MENGHASILKAN kentang dalam jumlah besar, kelompok wanita tani di Desa Candi Kuning, Kecamatan Baturiti, Kabupaten Tabanan berupaya memperoleh nilai tambah dengan membuat keripik kentang. Keripik kentang tersebut kemudian dijual di Pasar Candi Kuning dan sejumlah tempat pariwisata di sekitar desa tersebut.

Keripik kentang disukai banyak orang sehingga penjualan keripik kentang tersebut tidak menemui kendala. Rasa keripik kentang yang enak, membuat mereka yang mengkonsumsinya menjadi ketagihan. Hal tersebutlah yang membuat permintaan keripik kentang cukup tinggi, meski harganya juga jauh di atas harga keripik biasa.

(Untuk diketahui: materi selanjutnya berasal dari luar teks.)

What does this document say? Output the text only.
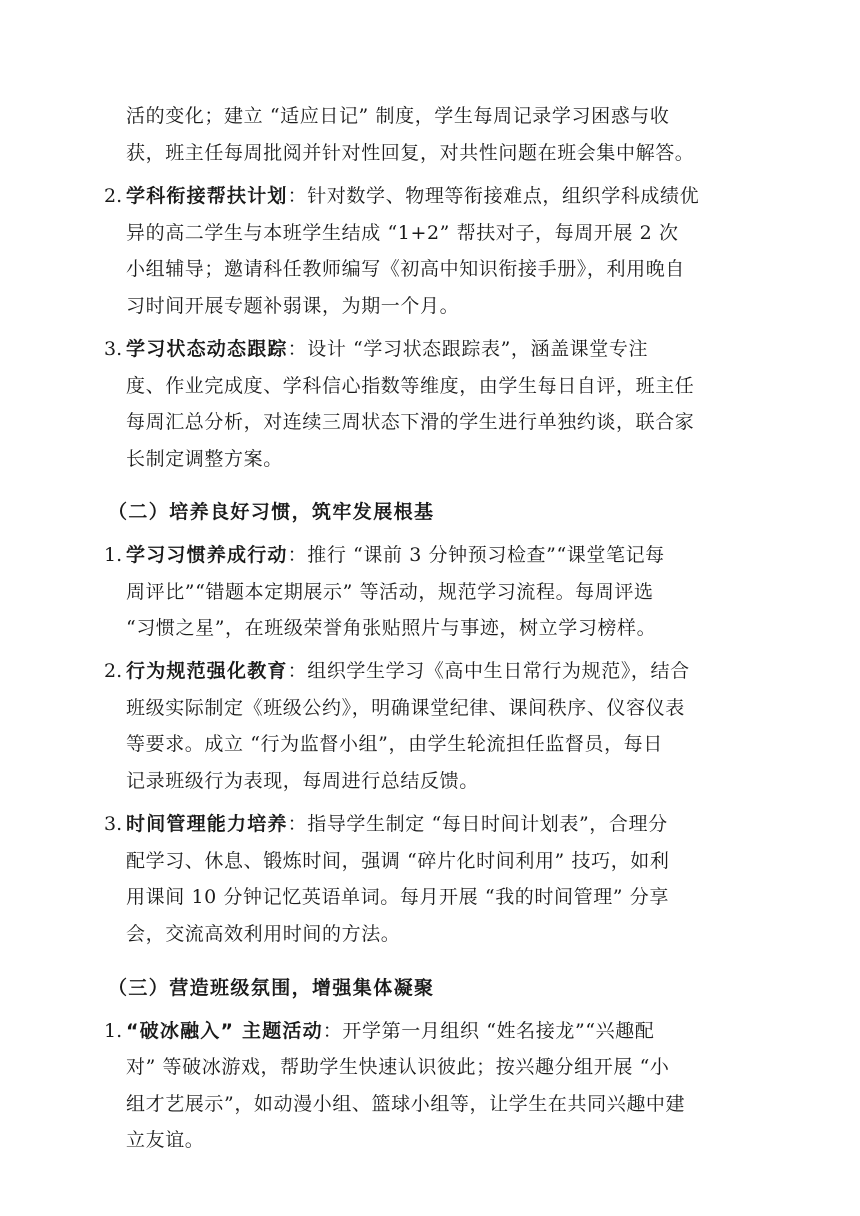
活的变化；建立 “适应日记” 制度，学生每周记录学习困惑与收
获，班主任每周批阅并针对性回复，对共性问题在班会集中解答。
2. 学科衔接帮扶计划：针对数学、物理等衔接难点，组织学科成绩优
异的高二学生与本班学生结成 “1+2” 帮扶对子，每周开展 2 次
小组辅导；邀请科任教师编写《初高中知识衔接手册》，利用晚自
习时间开展专题补弱课，为期一个月。
3. 学习状态动态跟踪：设计 “学习状态跟踪表”，涵盖课堂专注
度、作业完成度、学科信心指数等维度，由学生每日自评，班主任
每周汇总分析，对连续三周状态下滑的学生进行单独约谈，联合家
长制定调整方案。
（二）培养良好习惯，筑牢发展根基
1. 学习习惯养成行动：推行 “课前 3 分钟预习检查”“课堂笔记每
周评比”“错题本定期展示” 等活动，规范学习流程。每周评选
“习惯之星”，在班级荣誉角张贴照片与事迹，树立学习榜样。
2. 行为规范强化教育：组织学生学习《高中生日常行为规范》，结合
班级实际制定《班级公约》，明确课堂纪律、课间秩序、仪容仪表
等要求。成立 “行为监督小组”，由学生轮流担任监督员，每日
记录班级行为表现，每周进行总结反馈。
3. 时间管理能力培养：指导学生制定 “每日时间计划表”，合理分
配学习、休息、锻炼时间，强调 “碎片化时间利用” 技巧，如利
用课间 10 分钟记忆英语单词。每月开展 “我的时间管理” 分享
会，交流高效利用时间的方法。
（三）营造班级氛围，增强集体凝聚
1. “破冰融入” 主题活动：开学第一月组织 “姓名接龙”“兴趣配
对” 等破冰游戏，帮助学生快速认识彼此；按兴趣分组开展 “小
组才艺展示”，如动漫小组、篮球小组等，让学生在共同兴趣中建
立友谊。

Kentang jenis granola ini memiliki kandungan pati rendah dan kandungan air tinggi sehingga sangat cocok dijadikan sebagai keripik. Wayan Ada, petani Desa Candi Kuning, Kecamatan Baturiti, Kabupaten Tabanan menuturkan, selain menjual kentang dalam bentuk buah segar, para wanita tani juga mengolahnya menjadi keripik kentang yang memiliki nilai ekonomis lebih tinggi. “Pembuatan keripik kentang ini sudah lama dilakukan dan ternyata memberikan keuntukngan dua kali lipat dibandingkan menjual buah kentang segar,” tuturnya.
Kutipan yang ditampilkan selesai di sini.